The Future of Facts:
Tracing the Factual Generation-Verification Gap

Overview of repository

This repository provides code for reproducing the experiments from the paper. It is organized into two main sections, with the relevant documentation linked below:

Controlled experiments:
- Generate synthetic data
- Run controlled experiments (this README)
Natural experiments:
- Prepare naturalistic data
- Run natural experiments

Installation

The recommended setup is via the pre-built Docker image, available on DockerHub:

docker pull anjasur/factgap:amd64-cuda-root-latest

See the image page on DockerHub anjasur/factgap.

If you would rather build the image yourself, see the Dockerfile in the installation/ folder.

Main entry points for controlled experiments

This README outlines how to run the controlled experiments. All three main scripts (training, inference and grading) are driven by Hydra configs from src/origins/configs/. The config is selected with --config-name and any field can be overridden from the command line.

Script	Purpose	Backend	Stage config
`src/origins/main.py`	Training and loss computation	`transformers` + `accelerate` (DeepSpeed)	`train.yaml`
`src/origins/main_vllm.py`	Fast inference over one or more checkpoints	`vLLM`	`inference.yaml`
`src/origins/main_grading.py`	Grade model outputs using external LLM APIs	OpenAI / Gemini APIs	`grade.yaml`

The three stage configs use default_config.yaml as a base and override the relevant flags for the chosen stage.

Quick start (4-GPU node)

Train with `accelerate` + Hugging Face:

accelerate launch --config_file accelerate_configs/train_launch.yaml \
    src/origins/main.py --config-name train

Run inference with vLLM:

python3 src/origins/main_vllm.py --config-name inference \
    infer.checkpoint_params.checkpoint_path=outputs/debug/experiment_default_train

Point infer.checkpoint_params.checkpoint_path at the directory of a previous training run — with default settings this is outputs/debug/experiment_default_train (see the Outputs section for how this path is constructed):

Grade model outputs with an external LLM API:

python3 src/origins/main_grading.py --config-name grade \
    grading.results_dir=outputs/debug/experiment_default_infer

Point grading.results_dir at the directory of a previous inference run — with default settings this is outputs/debug/experiment_default_infer:

Any Hydra override is simply appended to the command:

python3 src/origins/main_vllm.py --config-name inference \
    infer.checkpoint_params.checkpoint_path=outputs/v12_gemma3_4b/lr1e-5 \
    infer.checkpoint_params.start_epoch=5 \
    infer.checkpoint_params.end_epoch=20

Outputs

Every run of main.py, main_vllm.py, or main_grading.py creates a results directory under outputs/. Each invocation creates its own timestamped subdirectory under hydra.run.dir, where results, logs and a Hydra config snapshot are written.
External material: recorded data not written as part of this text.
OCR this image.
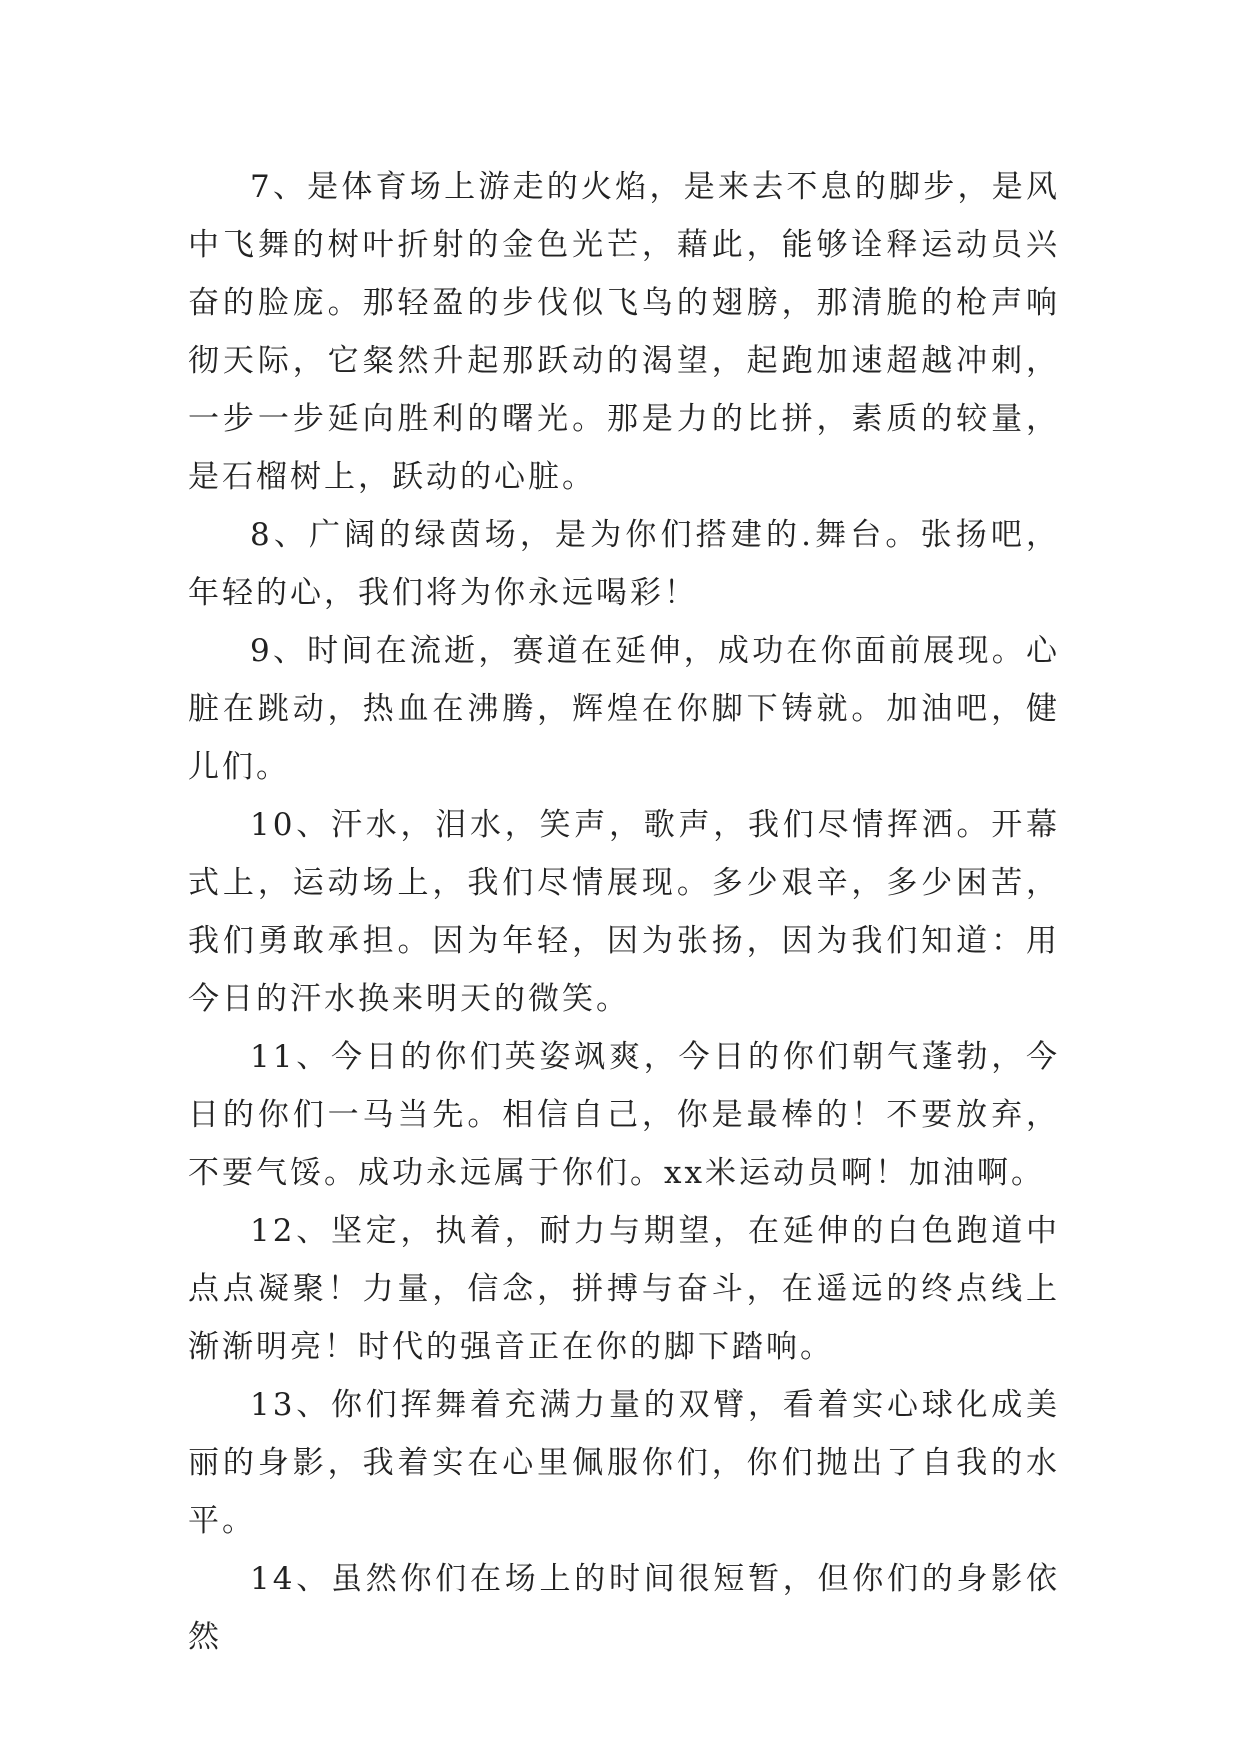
7、是体育场上游走的火焰，是来去不息的脚步，是风中飞舞的树叶折射的金色光芒，藉此，能够诠释运动员兴奋的脸庞。那轻盈的步伐似飞鸟的翅膀，那清脆的枪声响彻天际，它粲然升起那跃动的渴望，起跑加速超越冲刺，一步一步延向胜利的曙光。那是力的比拼，素质的较量，是石榴树上，跃动的心脏。

8、广阔的绿茵场，是为你们搭建的.舞台。张扬吧，年轻的心，我们将为你永远喝彩！

9、时间在流逝，赛道在延伸，成功在你面前展现。心脏在跳动，热血在沸腾，辉煌在你脚下铸就。加油吧，健儿们。

10、汗水，泪水，笑声，歌声，我们尽情挥洒。开幕式上，运动场上，我们尽情展现。多少艰辛，多少困苦，我们勇敢承担。因为年轻，因为张扬，因为我们知道：用今日的汗水换来明天的微笑。

11、今日的你们英姿飒爽，今日的你们朝气蓬勃，今日的你们一马当先。相信自己，你是最棒的！不要放弃，不要气馁。成功永远属于你们。xx米运动员啊！加油啊。

12、坚定，执着，耐力与期望，在延伸的白色跑道中点点凝聚！力量，信念，拼搏与奋斗，在遥远的终点线上渐渐明亮！时代的强音正在你的脚下踏响。

13、你们挥舞着充满力量的双臂，看着实心球化成美丽的身影，我着实在心里佩服你们，你们抛出了自我的水平。

14、虽然你们在场上的时间很短暂，但你们的身影依然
Override output.experiment_group and output.experiment_name to control where results land. The sweep configs generated by src/origins/prepare_sweeps/prepare_experiments.py set these automatically per grid point.

Configuring a stage

Each stage — training, inference, grading — has its own stage config in src/origins/configs/ (train.yaml, inference.yaml, grade.yaml) that:

inherits the full schema from default_config.yaml, and
overrides the fields needed for that stage — at minimum the stage flag (train.enable_training, infer.enable_inference, or grading.enable_grading), so exactly one stage is active per run.

The YAML blocks below show, for each stage, the overrides you typically need on top of default_config.yaml. Anything not listed inherits its default from default_config.yaml.

Training

--config-name train

Overrides on top of default_config.yaml for a training-only run:

train:
  enable_training: true            # stage flag — must be true for training
  gradient_checkpointing: false    # set to true if running out of GPU memory
  num_train_epochs: 20             # number of epochs to train for
  learning_rate: 5e-6
  per_device_train_batch_size: 16
  gradient_accumulation_steps: 1   # needs to match the value in the accelerate config

Inference

--config-name inference

Overrides on top of default_config.yaml for an inference-only run:

train:
  enable_training: false           # stage flag — disable training

infer:
  enable_inference: true           # stage flag — must be true for inference
  temperature: 0.3
  num_return_sequences: 1
  checkpoint_params:
    # Set to outputs/<experiment_group>/<run> from a training job.
    # main_vllm.py loads <checkpoint_path>/model_after_epoch_<i> for each i in
    # [start_epoch, end_epoch] (step `frequency`).
    checkpoint_path: null
    start_epoch: 0
    end_epoch: 20
  frequency: 1

Grading

--config-name grade

main_grading.py reads model outputs produced by the inference stage and sends them to an external LLM to be graded.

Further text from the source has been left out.